Our Director of Education, Ed Richardson shares his top 10 tips using the acrostic ONLINE TIPS.
Objectives: Set clear objectives for each lesson. Students may not be familiar with online learning, so make sure they understand your expectations and what needs to be achieved in the available time.
Norms: Set ground rules for your online sessions as you would within a physical classroom. Explain clearly what students should do if they have questions or don’t understand. Help students to develop effective approaches to learning online.
Layout: Keep content on your whiteboard structured and clear. Cluttered boards distract students. Written work can be photographed/scanned then uploaded to boards for review. There are many online whiteboards (e.g. BitPaper, Conceptboard.) Pick one and stick with it for simplicity’s sake.
Innovate: Use a combination of synchronous and asynchronous learning activities. Independent learning tasks may be more easily set and completed non-digitally in between online sessions.
Notifications: Disable notifications on your computer or tablet. They can pop up when you least expect and can distract you and your student (especially if you’re sharing screens!)
Environment: The area around you when you teach online should be neutral and quiet. Look at your background and consider whether it could be distracting (some videoconferencing software lets you blur it.) Wear headphones where possible. This improves sound quality and reduces ambient noise. Encourage your students to do the same.
Troubleshoot: Always be prepared to help with students’ technical issues. Try calling a student on a phone if audio disappears or have them share their screen if their hardware is not behaving. Pick easy to use videoconferencing (e.g. Zoom or Skype) and online whiteboards. Road test thoroughly before starting. Wired internet connections tend to be more stable than wireless. Quite often, a 4G hotspot on your smartphone can be more stable than a misbehaving wifi. Always explain the Plan B to your student/client before any tech issues arise so that everyone knows what to do in this situation.
Interaction: Use both video and audio wherever possible. This gives you a more complete understanding of how the student is learning. Don’t use too many online platforms or tools; it can be confusing. If you are concerned a student is distracted by something else on their computer, most videoconferencing software allows you to share screens, enabling you to see a student’s view.

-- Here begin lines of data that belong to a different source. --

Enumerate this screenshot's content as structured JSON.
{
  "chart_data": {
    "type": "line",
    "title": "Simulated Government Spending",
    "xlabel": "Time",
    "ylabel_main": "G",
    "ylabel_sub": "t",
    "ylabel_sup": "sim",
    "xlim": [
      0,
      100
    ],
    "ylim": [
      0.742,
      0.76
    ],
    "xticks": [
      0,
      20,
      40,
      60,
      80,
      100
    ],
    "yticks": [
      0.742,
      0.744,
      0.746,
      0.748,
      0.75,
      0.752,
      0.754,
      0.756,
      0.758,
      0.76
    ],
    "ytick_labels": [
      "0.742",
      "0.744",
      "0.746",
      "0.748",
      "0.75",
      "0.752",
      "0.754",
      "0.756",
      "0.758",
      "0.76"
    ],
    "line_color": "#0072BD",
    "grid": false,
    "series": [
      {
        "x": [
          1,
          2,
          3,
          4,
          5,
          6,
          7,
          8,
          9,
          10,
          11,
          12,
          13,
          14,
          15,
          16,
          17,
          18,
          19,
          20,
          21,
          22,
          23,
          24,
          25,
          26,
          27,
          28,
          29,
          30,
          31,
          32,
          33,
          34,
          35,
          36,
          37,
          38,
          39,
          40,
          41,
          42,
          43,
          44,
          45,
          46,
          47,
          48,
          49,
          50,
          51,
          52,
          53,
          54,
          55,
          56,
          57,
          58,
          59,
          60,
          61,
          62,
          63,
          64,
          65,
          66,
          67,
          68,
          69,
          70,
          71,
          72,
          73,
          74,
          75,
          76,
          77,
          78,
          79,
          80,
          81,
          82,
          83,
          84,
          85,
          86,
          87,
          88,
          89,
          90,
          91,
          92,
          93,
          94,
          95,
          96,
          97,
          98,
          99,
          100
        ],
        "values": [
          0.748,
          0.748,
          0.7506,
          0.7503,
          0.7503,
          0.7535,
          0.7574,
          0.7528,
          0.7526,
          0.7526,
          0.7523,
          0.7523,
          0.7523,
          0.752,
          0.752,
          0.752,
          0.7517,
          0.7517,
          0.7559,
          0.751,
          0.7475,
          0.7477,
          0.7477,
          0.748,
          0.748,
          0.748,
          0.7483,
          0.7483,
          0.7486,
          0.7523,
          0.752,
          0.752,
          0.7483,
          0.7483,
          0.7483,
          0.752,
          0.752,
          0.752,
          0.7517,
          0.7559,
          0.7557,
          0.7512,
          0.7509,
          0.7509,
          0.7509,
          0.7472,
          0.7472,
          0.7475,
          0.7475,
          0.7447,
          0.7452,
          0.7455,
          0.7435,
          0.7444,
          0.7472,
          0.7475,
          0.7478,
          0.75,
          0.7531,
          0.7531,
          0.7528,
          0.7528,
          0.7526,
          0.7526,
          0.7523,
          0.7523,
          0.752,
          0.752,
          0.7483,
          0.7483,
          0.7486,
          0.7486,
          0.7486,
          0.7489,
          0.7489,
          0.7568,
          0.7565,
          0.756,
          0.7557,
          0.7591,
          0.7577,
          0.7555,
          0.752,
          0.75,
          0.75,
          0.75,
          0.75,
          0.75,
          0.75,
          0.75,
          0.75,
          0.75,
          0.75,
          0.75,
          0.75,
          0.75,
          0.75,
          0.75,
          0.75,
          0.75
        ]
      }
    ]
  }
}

Pedagogy: Think carefully about your approach to teaching online. Gauging student focus can be tricky for those who have not taught extensively online. Use shorter time-bound tasks and check for understanding regularly to help maintain engagement and pace. Consider incorporating movement into your sessions where appropriate. A couple of star jumps or stretches can be a great mid-lesson pause. Encourage students to exercise when at home, as they are likely to be sedentary if learning from home fulltime. Finally, encourage students to feed back to you on this medium of teaching.
Storage: Most online whiteboards allow you to make PDFs of the content created. This can then be downloaded and saved for students to refer back to. Without physical resources in the shape of workbooks, software such as Dropbox can be very useful for filing this content.